For a moment, my mind had seized on fleas. I’d been out of Gurley’s company for so long, I’d lost some of my ear for his strange language. As a result, it took an extra beat for the words to come out of my already-open mouth. “Sir, I’m not sure that—”
“Splendid, dear Belk. You are still among the living. You are sentient and curious and apparently sober. And so you have your questions. But more important, do you have my spy? Or will we, in fact, have to set out after him?” The words sped from his mouth, faster and faster.
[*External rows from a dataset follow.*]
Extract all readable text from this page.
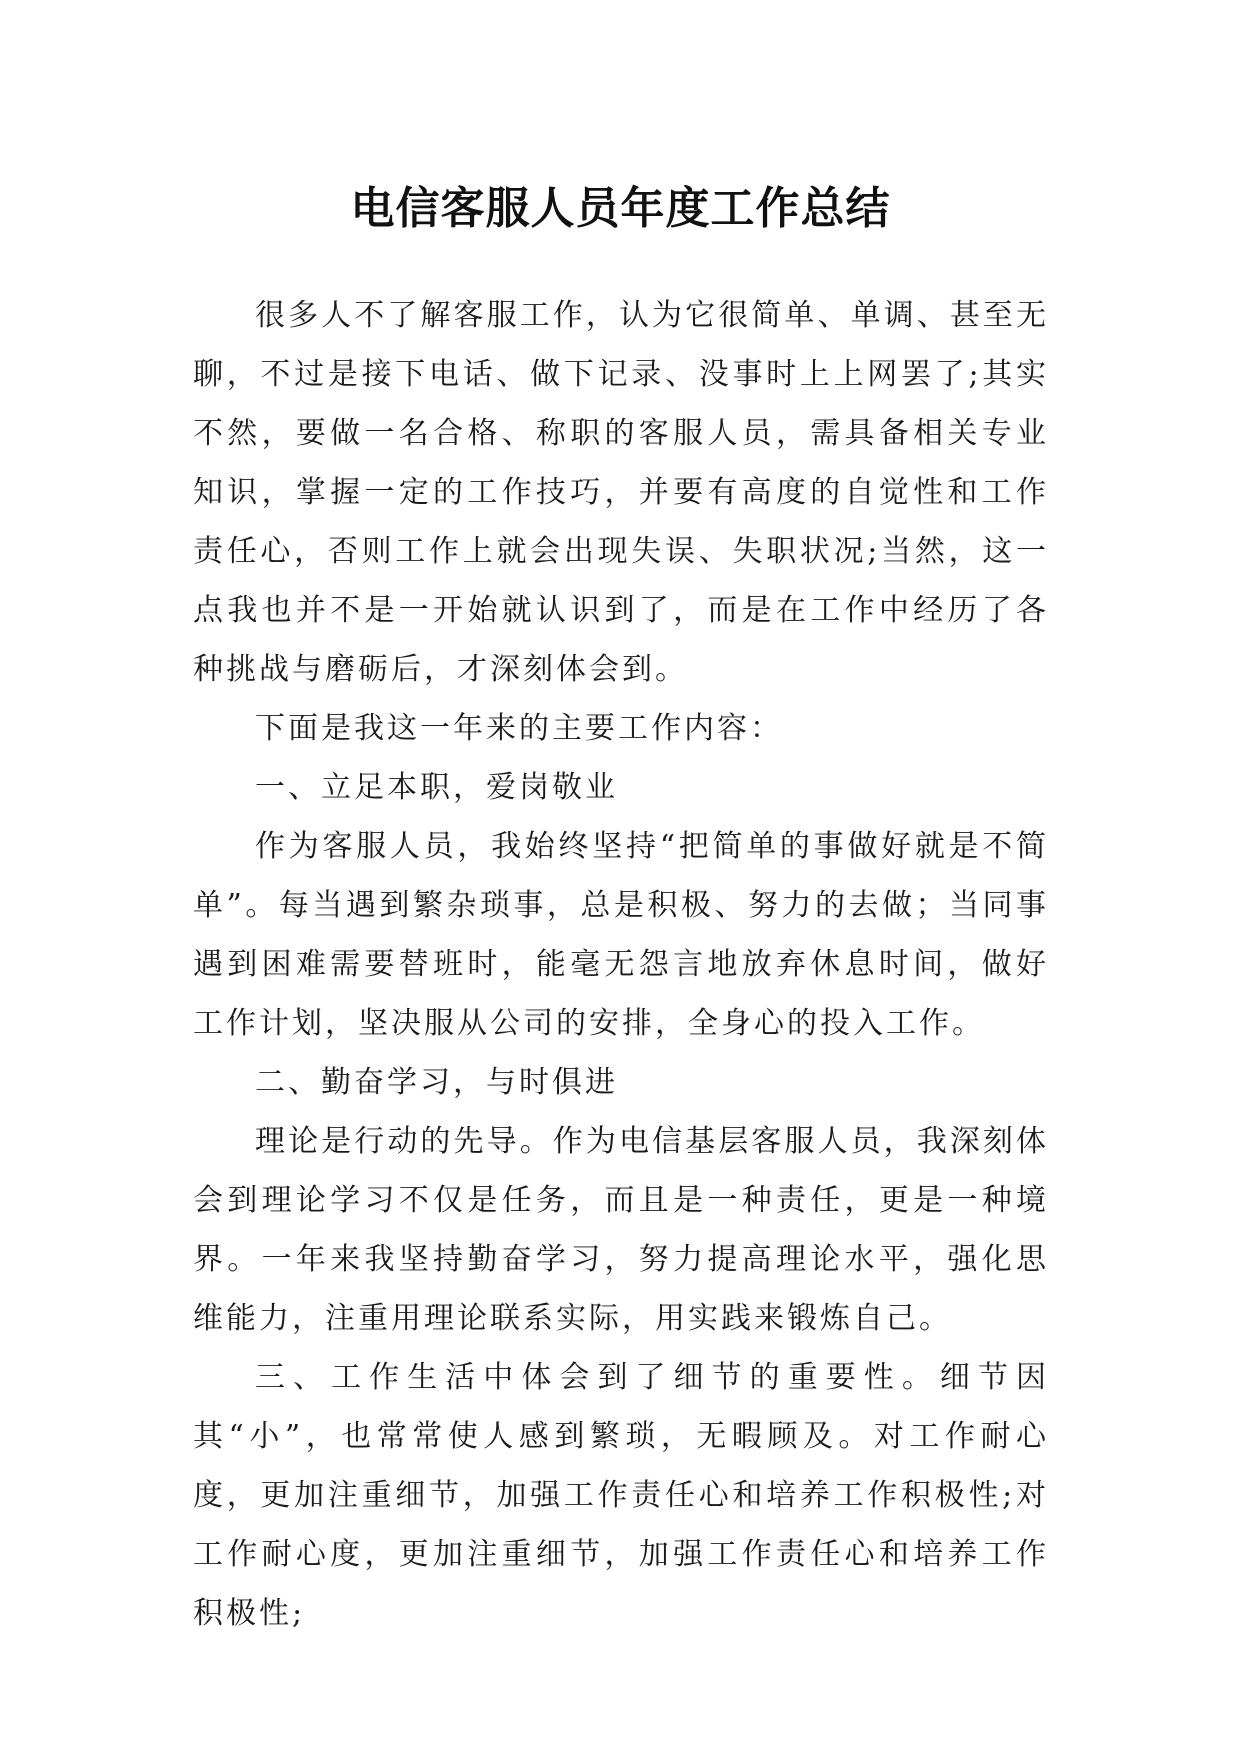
电信客服人员年度工作总结

很多人不了解客服工作，认为它很简单、单调、甚至无聊，不过是接下电话、做下记录、没事时上上网罢了;其实不然，要做一名合格、称职的客服人员，需具备相关专业知识，掌握一定的工作技巧，并要有高度的自觉性和工作责任心，否则工作上就会出现失误、失职状况;当然，这一点我也并不是一开始就认识到了，而是在工作中经历了各种挑战与磨砺后，才深刻体会到。

下面是我这一年来的主要工作内容：

一、立足本职，爱岗敬业

作为客服人员，我始终坚持“把简单的事做好就是不简单”。每当遇到繁杂琐事，总是积极、努力的去做；当同事遇到困难需要替班时，能毫无怨言地放弃休息时间，做好工作计划，坚决服从公司的安排，全身心的投入工作。

二、勤奋学习，与时俱进

理论是行动的先导。作为电信基层客服人员，我深刻体会到理论学习不仅是任务，而且是一种责任，更是一种境界。一年来我坚持勤奋学习，努力提高理论水平，强化思维能力，注重用理论联系实际，用实践来锻炼自己。

三、工作生活中体会到了细节的重要性。细节因其“小”，也常常使人感到繁琐，无暇顾及。对工作耐心度，更加注重细节，加强工作责任心和培养工作积极性;对工作耐心度，更加注重细节，加强工作责任心和培养工作积极性;
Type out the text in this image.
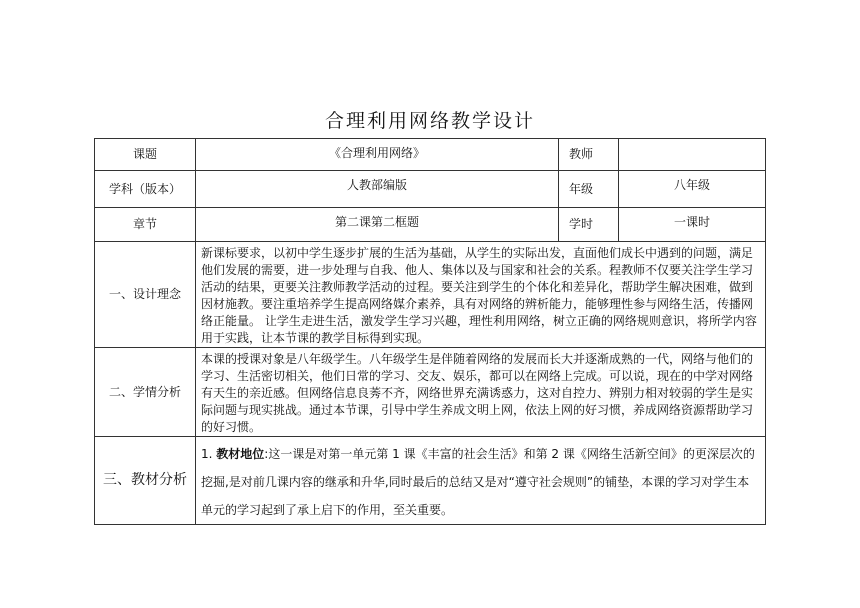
合理利用网络教学设计
课题	《合理利用网络》	教师	
学科（版本）	人教部编版	年级	八年级
章节	第二课第二框题	学时	一课时
一、设计理念	新课标要求，以初中学生逐步扩展的生活为基础，从学生的实际出发，直面他们成长中遇到的问题，满足他们发展的需要，进一步处理与自我、他人、集体以及与国家和社会的关系。程教师不仅要关注学生学习活动的结果，更要关注教师教学活动的过程。要关注到学生的个体化和差异化，帮助学生解决困难，做到因材施教。要注重培养学生提高网络媒介素养，具有对网络的辨析能力，能够理性参与网络生活，传播网络正能量。 让学生走进生活，激发学生学习兴趣，理性利用网络，树立正确的网络规则意识，将所学内容用于实践，让本节课的教学目标得到实现。		
二、学情分析	本课的授课对象是八年级学生。八年级学生是伴随着网络的发展而长大并逐渐成熟的一代，网络与他们的学习、生活密切相关，他们日常的学习、交友、娱乐，都可以在网络上完成。可以说，现在的中学对网络有天生的亲近感。但网络信息良莠不齐，网络世界充满诱惑力，这对自控力、辨别力相对较弱的学生是实际问题与现实挑战。通过本节课，引导中学生养成文明上网，依法上网的好习惯，养成网络资源帮助学习的好习惯。		
三、教材分析	1. 教材地位:这一课是对第一单元第 1 课《丰富的社会生活》和第 2 课《网络生活新空间》的更深层次的挖掘,是对前几课内容的继承和升华,同时最后的总结又是对“遵守社会规则”的铺垫，本课的学习对学生本单元的学习起到了承上启下的作用，至关重要。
He smiled, as if he noticed this, too, and thought it delightful. “Forgive my eager possessiveness: but yes, before we speak of the devil we know-fair Sacagawea, dear Lily-let us speak of the devil we don’t. Mmm?”
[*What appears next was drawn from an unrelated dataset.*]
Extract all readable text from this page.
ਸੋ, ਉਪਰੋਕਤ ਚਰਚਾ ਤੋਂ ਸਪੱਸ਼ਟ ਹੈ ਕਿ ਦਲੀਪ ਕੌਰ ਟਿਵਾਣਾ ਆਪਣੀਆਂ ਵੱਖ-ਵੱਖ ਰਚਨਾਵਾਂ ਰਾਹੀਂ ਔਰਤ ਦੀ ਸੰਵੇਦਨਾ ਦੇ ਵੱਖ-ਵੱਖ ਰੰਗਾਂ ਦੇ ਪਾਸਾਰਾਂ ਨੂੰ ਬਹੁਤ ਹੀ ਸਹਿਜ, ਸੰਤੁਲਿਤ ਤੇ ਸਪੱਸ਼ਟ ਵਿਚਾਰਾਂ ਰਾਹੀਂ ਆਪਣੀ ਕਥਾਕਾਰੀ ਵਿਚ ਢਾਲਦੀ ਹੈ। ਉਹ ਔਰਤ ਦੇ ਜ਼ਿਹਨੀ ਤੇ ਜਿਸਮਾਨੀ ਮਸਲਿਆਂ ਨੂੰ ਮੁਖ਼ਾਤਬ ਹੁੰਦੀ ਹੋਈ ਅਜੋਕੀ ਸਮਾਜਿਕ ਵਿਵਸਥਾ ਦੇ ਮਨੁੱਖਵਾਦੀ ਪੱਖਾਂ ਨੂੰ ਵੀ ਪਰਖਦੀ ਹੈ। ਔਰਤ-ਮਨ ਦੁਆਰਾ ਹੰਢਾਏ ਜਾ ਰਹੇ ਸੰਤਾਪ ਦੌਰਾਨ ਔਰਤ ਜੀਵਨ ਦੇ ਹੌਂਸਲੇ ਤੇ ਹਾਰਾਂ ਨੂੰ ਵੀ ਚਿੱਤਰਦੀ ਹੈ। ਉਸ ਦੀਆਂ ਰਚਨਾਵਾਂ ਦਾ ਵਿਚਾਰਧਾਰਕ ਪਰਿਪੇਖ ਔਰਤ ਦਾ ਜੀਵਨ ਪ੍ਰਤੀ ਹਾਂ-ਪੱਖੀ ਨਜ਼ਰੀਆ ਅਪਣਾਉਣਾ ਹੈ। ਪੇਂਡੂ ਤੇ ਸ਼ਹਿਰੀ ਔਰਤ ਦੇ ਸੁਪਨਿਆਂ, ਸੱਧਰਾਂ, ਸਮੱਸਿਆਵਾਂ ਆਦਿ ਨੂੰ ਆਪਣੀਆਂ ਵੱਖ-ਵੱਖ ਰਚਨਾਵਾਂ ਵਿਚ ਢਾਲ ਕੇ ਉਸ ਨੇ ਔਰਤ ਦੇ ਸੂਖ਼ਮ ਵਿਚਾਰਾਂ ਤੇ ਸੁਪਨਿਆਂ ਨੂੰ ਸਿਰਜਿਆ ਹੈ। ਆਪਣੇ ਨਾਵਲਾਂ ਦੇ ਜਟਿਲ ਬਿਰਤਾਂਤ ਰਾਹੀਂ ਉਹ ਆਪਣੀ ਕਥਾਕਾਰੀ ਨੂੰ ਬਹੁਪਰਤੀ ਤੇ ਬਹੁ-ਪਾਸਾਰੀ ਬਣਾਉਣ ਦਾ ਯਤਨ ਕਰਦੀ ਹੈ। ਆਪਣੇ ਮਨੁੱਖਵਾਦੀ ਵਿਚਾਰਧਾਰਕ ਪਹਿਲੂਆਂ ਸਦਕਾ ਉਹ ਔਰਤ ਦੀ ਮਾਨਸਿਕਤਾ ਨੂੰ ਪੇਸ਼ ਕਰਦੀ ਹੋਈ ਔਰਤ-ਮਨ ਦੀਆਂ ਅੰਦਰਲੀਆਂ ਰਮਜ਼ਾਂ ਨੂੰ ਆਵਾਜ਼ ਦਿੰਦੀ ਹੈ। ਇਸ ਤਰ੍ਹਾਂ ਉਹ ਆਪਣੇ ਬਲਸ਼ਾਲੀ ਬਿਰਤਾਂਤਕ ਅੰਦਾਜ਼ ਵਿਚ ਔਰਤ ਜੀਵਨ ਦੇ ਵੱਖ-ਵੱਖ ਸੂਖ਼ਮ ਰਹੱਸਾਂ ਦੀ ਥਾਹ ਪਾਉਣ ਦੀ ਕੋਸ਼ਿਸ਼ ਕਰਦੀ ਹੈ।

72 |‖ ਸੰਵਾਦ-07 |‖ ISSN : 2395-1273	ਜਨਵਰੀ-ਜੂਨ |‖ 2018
Mmm. I told Gurley about my wandering around town. I told him about the Emporium of Everything, and about Jap Sam. Maybe Lily wasn’t worried if Gurley didn’t find anything-anyone-but I was. So I tried to describe the now-interned Sam in such a way that Gurley might take him for our missing quarry. That would mean we could just pack up and leave Bethel -ruining Gurley’s fun and Lily’s quest, but giving us all, I thought, a better chance of finishing out the war alive. You didn’t need Lily’s kind of magic to sense the evil that was looming. Or maybe you did, and that magic had attached itself to me: here in Bethel, far from the numbing, civilizing influences of Anchorage, the spiritual world hummed that much closer to everyone.
Gurley wasn’t the least bit interested in Jap Sam. He wanted Saburo. Lily’s Saburo. The enemy’s Saburo. His Saburo.
“No sign of him, sir,” I said. “I didn’t go house to house, of course. But you’d think-in a town this small-he’d attract attention, too much attention to hide.” I made another attempt to derail the search. “If you want to know what I think, sir—”
“Always a dangerous preface, Sergeant.”
“Yes, sir. But I think he died. I think he’s dead. Captured, and we don’t know about it, maybe, but I bet he”-I tried to call on a little magic for inspiration-“drowned. There’s a lot of water around here,” I added, not hearing how foolish that sounded until I saw Gurley’s face.
“There is that” Gurley said. “I assume you’re joking?” he added, suddenly brusque. He patted his pockets for cigarettes that weren’t there, and stood. “Perhaps you forgot we saw him. Lily and I, both. In the mist. In Anchorage. Perhaps you—” He started to pace. “I’m afraid I-I’m afraid I didn’t tell you everything about the other night, about what Lily told me.” He was scanning the room as he spoke, not looking at me. If he had, he would have seen me turning red with alarm: What now? “She swore me to secrecy,” he said, talking more to himself now. “And what could I say? I shouldn’t tell you, but I will, because it’s relevant to what we have to do. To our mission. To our quest. But I tell you this in the strictest of confidence because-because-no woman, no girl, no girl even with a past as-as-weathered as Lily’s deserved to have happen to her what happened-Louis!” He spun on me, with such force I almost burst out, I’m sorry, I know I shouldn’t have gone to see her! He knew! He had to; he was just toying with me, but before I could speak he said something even more bizarre: “He raped her, Belk. The filthy, yellow-when we find him, Belk, no quarter. Lily. Lily.”